3. XSLT Transformation of Data for Indexes

[in progress] An XQuery program extracts marked personal names from the source documents, performs basic collation, and generates a TEI document listing person definitions with associated names and document locations. OpenRefine further refines this data, aligning it where possible with online gazetteers and Wikidata entries.

4. Creating the Website Timeline

Website files are organized by hijrī year and month using the article header data. A GitHub Action manages the publishing process, splitting articles into separate files and converting TEI XML into HTML Custom Elements using CETEIcean. These elements are styled with CSS and JavaScript.
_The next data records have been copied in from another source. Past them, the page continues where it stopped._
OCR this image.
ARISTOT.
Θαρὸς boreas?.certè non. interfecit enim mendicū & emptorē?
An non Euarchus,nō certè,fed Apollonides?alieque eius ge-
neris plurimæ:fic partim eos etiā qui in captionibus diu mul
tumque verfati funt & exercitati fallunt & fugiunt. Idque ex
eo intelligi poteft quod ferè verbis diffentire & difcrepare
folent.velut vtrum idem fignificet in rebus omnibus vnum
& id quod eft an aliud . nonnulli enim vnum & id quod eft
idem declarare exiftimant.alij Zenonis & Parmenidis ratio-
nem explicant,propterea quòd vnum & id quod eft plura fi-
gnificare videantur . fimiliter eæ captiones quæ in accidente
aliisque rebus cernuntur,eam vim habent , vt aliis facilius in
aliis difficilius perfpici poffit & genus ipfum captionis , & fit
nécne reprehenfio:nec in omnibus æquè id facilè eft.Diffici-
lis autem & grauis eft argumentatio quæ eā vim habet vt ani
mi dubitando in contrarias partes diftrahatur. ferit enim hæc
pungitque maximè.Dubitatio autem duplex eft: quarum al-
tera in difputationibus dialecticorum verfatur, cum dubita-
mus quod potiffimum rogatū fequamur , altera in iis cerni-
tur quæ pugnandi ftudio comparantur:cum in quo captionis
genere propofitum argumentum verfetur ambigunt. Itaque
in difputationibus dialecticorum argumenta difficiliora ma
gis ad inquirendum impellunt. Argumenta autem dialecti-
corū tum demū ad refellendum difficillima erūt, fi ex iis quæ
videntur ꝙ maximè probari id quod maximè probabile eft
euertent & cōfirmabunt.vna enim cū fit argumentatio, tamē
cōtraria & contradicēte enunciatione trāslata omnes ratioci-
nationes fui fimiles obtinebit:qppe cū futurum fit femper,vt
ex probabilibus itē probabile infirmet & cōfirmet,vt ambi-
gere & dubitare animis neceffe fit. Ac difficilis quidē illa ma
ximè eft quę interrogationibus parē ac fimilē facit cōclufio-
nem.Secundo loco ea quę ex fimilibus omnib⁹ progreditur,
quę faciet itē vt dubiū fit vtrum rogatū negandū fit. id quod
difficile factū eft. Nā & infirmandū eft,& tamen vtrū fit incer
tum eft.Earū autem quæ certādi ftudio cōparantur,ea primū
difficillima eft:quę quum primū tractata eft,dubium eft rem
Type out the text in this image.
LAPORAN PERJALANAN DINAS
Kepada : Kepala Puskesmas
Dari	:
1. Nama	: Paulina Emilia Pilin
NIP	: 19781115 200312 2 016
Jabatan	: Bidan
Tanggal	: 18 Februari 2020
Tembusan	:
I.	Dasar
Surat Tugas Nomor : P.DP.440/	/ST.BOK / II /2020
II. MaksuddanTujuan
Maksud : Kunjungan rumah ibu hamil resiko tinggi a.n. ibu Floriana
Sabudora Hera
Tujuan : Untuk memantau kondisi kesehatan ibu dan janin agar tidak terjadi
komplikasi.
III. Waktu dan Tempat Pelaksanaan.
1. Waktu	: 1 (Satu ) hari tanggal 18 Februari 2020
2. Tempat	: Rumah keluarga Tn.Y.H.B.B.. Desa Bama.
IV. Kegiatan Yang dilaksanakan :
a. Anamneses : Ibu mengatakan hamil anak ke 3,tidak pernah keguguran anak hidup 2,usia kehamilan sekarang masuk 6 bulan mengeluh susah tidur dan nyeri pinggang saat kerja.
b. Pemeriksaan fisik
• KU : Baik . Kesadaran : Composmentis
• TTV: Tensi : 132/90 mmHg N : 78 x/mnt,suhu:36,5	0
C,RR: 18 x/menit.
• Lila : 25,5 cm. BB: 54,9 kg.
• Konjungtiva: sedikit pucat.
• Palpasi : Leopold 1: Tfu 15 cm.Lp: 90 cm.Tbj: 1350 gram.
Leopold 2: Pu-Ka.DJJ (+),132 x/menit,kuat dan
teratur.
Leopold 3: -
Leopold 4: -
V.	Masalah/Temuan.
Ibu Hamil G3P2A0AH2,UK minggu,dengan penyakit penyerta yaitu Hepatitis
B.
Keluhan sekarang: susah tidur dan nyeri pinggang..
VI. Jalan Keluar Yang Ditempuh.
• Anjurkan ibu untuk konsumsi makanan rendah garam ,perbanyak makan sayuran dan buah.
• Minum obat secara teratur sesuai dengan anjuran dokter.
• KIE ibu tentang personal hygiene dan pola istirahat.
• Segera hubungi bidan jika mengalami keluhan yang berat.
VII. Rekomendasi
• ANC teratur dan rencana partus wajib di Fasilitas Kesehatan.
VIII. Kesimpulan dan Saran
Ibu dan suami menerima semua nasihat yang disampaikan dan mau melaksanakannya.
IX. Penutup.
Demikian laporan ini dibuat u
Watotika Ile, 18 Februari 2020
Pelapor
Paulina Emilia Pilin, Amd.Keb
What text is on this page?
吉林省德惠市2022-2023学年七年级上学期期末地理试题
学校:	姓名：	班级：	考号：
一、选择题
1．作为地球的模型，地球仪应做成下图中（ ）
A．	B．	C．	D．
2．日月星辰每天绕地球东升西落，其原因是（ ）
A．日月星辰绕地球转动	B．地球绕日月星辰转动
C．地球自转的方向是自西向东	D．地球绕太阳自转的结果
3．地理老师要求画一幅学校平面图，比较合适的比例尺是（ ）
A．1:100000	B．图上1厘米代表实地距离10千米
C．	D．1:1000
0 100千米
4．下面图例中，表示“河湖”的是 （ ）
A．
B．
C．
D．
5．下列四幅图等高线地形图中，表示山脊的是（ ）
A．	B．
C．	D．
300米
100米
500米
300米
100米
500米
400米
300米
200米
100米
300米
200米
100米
5. Displaying Marked-Up XML Text

Text from each selected article is displayed as a webpage formatted by Vishal Jammulapati based on a January 1829 edition of al-Waqāʾiʿ al-Miṣriyyah using HTML and CSS. Each page includes the hijrī and Gregorian dates, edition and page number, and original article titles or section headings. Words marked misspelled in the TEI markup process have been corrected and marked with an underline and tooltip containing the original spelling.

6. WM Online

Issues of al-Waqāʾiʿ al-Miṣriyyah that were scanned by the Bibliothèque Nationale de France and are hosted by Gallica are made available on the site via IIIF and the Mirador viewer. There are also a number of microfiche issues that were scanned by the Center for Research Libraries and we hope to present these also in the future.

7. Search

As part of the site generation process, the TEI XML files, for which there is one per year, are split up so that there is one file per article. These are processed into HTML files as described above and the plain text of those files are built into a data structure that will be used for searching using Lunr.js, a tool for searching static sites.